Meza declined comment for this article, but did issue a statement: “I appreciate the offer but as you know from your research, there is quite a bit of public information out there, including audio recordings of interviews I did while EIG which clearly set forth my position and views.
“In addition, I think my record and work as EIG speaks for itself.”
In an April 2015 on WTTW’s Chicago Tonight, Meza described the frustrations of how the inspector general’s office can sometimes be viewed as ineffective because it’s limited in releasing details of pending cases.
“What’s unfortunate is that sometimes people believe that our office is not engaging in certain types of investigations, but in fact, as it turns out later, as what happened with the IDOT investigation, the judge…commended our work in that case,” Meza said on Chicago Tonight.
“Every year I’ve been in office, we have tried to introduce legislation to increase the number of founded reports, where we’ve found misconduct, to be made public,” he also said.
Executive IG’s plan
Eight months into her new job as Meza’s replacement, Hickey also would like to see greater transparency in the Executive Inspector General’s office.
“We have subpoena power, we can self-initiate an investigation, but we can’t self publish,” Hickey said in an interview.
Legislation was introduced this year by State Rep.
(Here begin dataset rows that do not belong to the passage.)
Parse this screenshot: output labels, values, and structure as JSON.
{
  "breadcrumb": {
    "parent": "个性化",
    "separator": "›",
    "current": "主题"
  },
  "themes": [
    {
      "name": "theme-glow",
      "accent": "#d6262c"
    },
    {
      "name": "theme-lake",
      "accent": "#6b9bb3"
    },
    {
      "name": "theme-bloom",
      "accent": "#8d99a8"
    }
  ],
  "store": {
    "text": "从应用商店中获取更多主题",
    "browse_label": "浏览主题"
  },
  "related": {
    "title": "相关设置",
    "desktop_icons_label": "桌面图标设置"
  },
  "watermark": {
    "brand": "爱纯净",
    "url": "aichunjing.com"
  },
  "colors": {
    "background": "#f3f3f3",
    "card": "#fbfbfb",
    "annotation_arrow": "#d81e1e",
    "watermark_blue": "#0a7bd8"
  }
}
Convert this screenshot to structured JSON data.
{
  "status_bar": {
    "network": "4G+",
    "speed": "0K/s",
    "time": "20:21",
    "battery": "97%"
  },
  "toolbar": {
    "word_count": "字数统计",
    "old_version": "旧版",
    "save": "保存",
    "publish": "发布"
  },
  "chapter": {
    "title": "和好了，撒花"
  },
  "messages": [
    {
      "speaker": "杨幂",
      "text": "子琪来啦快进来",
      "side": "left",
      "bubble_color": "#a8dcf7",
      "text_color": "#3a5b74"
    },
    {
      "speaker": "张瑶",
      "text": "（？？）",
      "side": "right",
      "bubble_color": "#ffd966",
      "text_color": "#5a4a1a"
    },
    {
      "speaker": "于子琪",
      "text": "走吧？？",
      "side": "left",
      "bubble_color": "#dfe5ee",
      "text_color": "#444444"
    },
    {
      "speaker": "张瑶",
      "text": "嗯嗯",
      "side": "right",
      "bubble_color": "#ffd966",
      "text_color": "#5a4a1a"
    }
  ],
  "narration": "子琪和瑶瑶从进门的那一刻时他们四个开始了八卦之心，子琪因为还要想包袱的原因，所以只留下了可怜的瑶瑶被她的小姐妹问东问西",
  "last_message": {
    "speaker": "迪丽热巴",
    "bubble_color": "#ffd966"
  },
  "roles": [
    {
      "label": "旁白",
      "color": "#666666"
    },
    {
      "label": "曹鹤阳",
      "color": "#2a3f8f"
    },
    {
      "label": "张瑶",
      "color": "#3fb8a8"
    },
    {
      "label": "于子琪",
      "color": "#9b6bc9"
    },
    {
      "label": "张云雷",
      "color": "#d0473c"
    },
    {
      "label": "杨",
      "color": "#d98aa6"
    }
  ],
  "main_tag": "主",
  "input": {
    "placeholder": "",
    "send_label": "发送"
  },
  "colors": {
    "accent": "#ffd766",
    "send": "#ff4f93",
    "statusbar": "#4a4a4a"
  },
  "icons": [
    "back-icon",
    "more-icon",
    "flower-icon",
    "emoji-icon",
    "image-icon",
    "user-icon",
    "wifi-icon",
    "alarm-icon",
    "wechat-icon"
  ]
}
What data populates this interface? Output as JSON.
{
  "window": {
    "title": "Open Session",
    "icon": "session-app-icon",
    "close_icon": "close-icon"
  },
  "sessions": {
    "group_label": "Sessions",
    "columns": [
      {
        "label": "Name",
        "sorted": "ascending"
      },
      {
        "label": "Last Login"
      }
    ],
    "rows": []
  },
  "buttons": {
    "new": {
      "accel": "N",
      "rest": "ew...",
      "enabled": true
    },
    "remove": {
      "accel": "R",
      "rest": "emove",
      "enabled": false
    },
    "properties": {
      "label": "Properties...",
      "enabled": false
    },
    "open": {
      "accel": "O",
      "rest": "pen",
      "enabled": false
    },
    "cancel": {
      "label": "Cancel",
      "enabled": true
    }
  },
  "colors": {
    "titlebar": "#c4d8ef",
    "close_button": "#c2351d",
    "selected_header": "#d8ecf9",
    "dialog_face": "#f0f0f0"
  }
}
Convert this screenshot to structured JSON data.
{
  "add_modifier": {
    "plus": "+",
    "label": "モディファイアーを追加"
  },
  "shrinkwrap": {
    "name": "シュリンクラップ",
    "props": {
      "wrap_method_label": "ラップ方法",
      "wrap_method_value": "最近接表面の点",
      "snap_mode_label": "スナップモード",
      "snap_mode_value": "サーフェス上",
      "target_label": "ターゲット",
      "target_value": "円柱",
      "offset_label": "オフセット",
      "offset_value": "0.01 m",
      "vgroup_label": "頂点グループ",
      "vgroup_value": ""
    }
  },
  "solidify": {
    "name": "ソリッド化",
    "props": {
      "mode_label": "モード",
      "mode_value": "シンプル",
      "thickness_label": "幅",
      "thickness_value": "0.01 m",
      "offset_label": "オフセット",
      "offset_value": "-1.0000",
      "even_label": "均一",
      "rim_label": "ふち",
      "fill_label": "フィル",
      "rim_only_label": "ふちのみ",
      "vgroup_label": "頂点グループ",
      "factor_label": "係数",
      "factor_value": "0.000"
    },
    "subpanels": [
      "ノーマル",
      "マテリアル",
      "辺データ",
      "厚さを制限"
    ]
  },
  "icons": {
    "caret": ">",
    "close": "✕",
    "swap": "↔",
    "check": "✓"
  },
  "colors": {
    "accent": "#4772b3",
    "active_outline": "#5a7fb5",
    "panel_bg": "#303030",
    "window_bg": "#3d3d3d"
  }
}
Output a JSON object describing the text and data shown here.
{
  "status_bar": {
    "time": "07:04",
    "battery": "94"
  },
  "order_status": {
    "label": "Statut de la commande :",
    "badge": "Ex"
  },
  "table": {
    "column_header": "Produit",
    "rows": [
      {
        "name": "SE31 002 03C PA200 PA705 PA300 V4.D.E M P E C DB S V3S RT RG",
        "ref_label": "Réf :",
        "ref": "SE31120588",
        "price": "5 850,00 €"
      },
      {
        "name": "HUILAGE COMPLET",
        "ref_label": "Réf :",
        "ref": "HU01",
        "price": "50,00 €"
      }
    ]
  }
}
Fred Crespo (D-Hoffman Estates) and State Sen. Heather Steans (D-Chicago) that would allow the Executive Inspector General to release reports of its investigations without the approval of the Executive Ethics Commission.
They also presented a bill that would allow the Executive Inspector General to disclose files and reports to the head of an agency under investigation. Both bills remain in committee.
Meanwhile, Hickey plans to take some proactive steps of her own to improve the office’s effectiveness and to try heading off ethical problems before they arise.
The Executive Inspector General office is responsible for ethics training for state employees, appointees and officials. Last year, it trained 175,000 people and plans to expand on that effort.
Despite the workload, the EIG office spent less money last year. The office was allocated a total budget of $7.4 million, but spent only $6.3 million, mainly due to staff attrition, according to the office’s annual report.
Hickey also recently created a new Division of Hiring and Employment Monitoring which will be involved in the hiring of state employees.
The division will review hiring procedures, sit in on interviews and other duties to reduce the possibility of patronage hiring.
“The idea is not just to be reactive when something wrong has happened, but to be proactive. I’m looking for ways to be on the ground with these agencies,” Hickey said.
Last month, Rauner signed an executive order allowing state agencies to conduct internal investigations alongside the executive IG. Previously, an investigation was suspended once it was referred to the executive IG. Rauner says the change will allow agencies and the IG to work together addressing complaints or alleged ethics law violations.
As for the Legislative Inspector General, silence on the part of the Legislative Ethics Commission offers no indication of when the vacant post will be filled, much less any proposals to strengthen the office.
Sen. Steans, who co-sponsored bills to make the Executive Inspector general’s office more transparent, only to see that legislation stalled in the General Assembly, said she is willing to propose the same reforms for the Legislative Inspector General.
“When there are findings in a case, those findings should come out. It’s something the public needs to know,” Steans said. “The goal is to make these offices much more transparent.”